Member of the Legislative Assembly of Alberta
- In office March 14, 1979 – June 15, 1993
- Preceded by: New District
- Succeeded by: Heather Forsyth
- Constituency: Calgary-Fish Creek

Minister without Portfolio
- In office November 1982 – May 1986

Personal details
- Born: July 4, 1933 (age 93) Windsor, Ontario
- Party: Progressive Conservative
- Occupation: politician

= William Edward Payne =

Canadian politician

William Edward Payne (born July 4, 1933) is a former provincial politician from Alberta, Canada. He served as a member of the Legislative Assembly of Alberta from 1979 to 1993, sitting with the governing Progressive Conservative caucus.

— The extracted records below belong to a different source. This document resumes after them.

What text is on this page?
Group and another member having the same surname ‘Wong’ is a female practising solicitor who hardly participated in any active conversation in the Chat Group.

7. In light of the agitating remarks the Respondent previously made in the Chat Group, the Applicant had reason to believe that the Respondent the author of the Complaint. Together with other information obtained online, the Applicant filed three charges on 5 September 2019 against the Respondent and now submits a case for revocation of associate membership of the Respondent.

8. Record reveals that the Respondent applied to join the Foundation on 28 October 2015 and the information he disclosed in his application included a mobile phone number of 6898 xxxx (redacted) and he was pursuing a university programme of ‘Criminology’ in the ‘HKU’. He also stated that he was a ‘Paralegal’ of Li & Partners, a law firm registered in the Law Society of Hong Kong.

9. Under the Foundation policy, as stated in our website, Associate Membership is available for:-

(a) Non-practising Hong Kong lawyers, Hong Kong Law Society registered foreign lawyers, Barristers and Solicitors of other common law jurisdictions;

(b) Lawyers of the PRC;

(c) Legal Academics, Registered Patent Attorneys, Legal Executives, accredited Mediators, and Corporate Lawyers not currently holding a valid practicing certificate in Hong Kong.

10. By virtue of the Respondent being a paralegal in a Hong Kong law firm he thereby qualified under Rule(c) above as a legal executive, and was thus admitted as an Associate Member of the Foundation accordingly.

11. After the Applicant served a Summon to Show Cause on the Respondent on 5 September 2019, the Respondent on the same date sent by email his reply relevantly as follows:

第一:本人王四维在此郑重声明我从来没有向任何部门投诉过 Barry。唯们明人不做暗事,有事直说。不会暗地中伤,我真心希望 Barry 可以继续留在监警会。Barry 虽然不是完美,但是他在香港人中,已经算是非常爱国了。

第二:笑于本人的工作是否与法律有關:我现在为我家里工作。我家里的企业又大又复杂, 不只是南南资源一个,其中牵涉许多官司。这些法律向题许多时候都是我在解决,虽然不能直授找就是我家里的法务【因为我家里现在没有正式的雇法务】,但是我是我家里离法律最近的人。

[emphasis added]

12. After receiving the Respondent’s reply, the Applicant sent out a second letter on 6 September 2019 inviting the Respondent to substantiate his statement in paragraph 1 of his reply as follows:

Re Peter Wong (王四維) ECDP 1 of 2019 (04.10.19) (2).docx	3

Premier Peter Lougheed appointed Payne to the Executive Council of Alberta. He briefly served as a minister without portfolio from 1982 to 1986.

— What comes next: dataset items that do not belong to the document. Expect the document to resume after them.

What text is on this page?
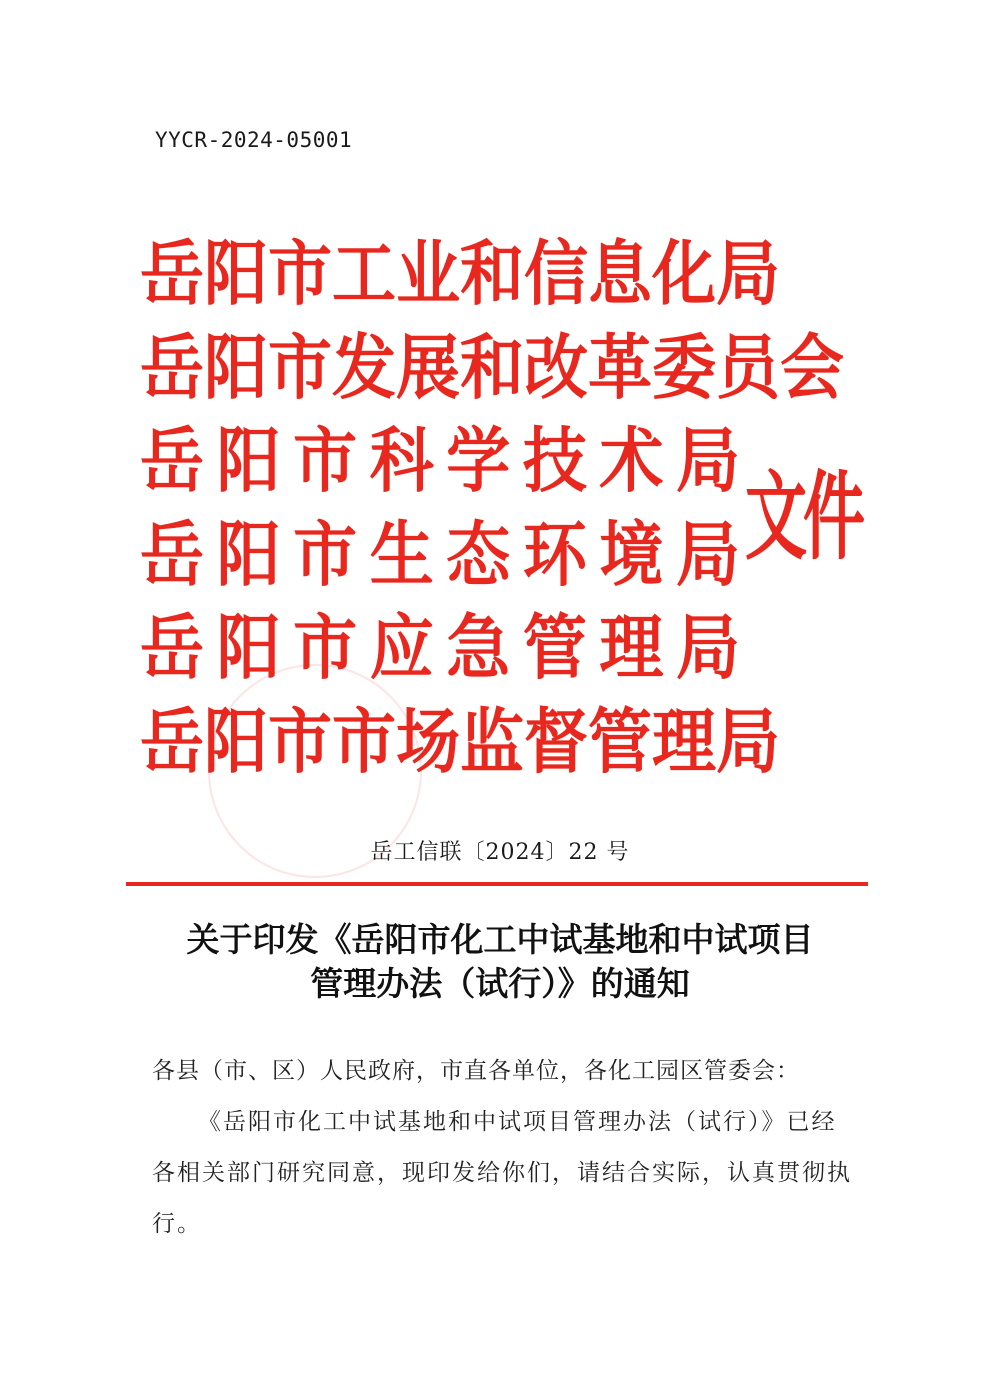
YYCR-2024-05001
岳 阳 市 工 业 和 信 息 化 局
岳 阳 市 发 展 和 改 革 委 员 会
岳 阳 市 科 学 技 术 局
岳 阳 市 生 态 环 境 局
岳 阳 市 应 急 管 理 局
岳 阳 市 市 场 监 督 管 理 局
文件
岳工信联〔2024〕22 号
关于印发《岳阳市化工中试基地和中试项目
管理办法（试行）》的通知

各县（市、区）人民政府，市直各单位，各化工园区管委会：

《岳阳市化工中试基地和中试项目管理办法（试行）》已经各相关部门研究同意，现印发给你们，请结合实际，认真贯彻执行。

Payne is a member of the Church of Jesus Christ of Latter-day Saints.

==Political career==
Payne ran as a Progressive Conservative candidate in the 1979 Alberta general election in the electoral district of Calgary-Fish Creek. He won his first term, defeating three other candidates with a landslide majority. Payne ran for a second term in office in the 1982 Alberta general election. He increased his majority, finishing nearly 15,000 votes ahead of second place candidate Byron Chenger of the Western Canada Concept. After the election Payne was appointed minister without portfolio by Premier Peter Lougheed. He held that cabinet portfolio for a single term.

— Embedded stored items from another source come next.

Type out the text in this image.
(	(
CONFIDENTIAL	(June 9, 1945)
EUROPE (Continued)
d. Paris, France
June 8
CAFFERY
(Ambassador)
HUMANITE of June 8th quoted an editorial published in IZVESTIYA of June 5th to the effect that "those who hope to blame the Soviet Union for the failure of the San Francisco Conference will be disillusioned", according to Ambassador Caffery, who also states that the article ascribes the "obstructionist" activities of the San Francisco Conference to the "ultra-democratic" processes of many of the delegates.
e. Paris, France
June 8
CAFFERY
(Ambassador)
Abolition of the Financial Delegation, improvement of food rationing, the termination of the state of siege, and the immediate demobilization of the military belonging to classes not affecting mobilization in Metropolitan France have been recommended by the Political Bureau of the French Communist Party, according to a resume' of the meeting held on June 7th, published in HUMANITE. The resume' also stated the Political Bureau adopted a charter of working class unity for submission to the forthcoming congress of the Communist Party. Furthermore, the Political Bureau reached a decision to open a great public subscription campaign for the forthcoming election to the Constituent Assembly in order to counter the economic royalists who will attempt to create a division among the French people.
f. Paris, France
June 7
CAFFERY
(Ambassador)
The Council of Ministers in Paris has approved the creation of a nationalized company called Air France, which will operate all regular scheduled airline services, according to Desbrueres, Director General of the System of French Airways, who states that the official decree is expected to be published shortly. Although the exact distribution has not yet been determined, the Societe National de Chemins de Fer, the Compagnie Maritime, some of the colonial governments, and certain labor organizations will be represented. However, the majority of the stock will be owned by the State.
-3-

In the 1986 Alberta general election, Payne won his third term with almost 10,000 fewer votes from his 1982 total. He still finished well ahead, winning the district with a third consecutive landslide. He ran for his fourth and final term in the 1989 Alberta general election. His popular vote dropped again as support for Liberal candidate Wayne Gillis surged, finishing approximately 1,500 votes behind Payne. He retired at dissolution of the Assembly in 1993.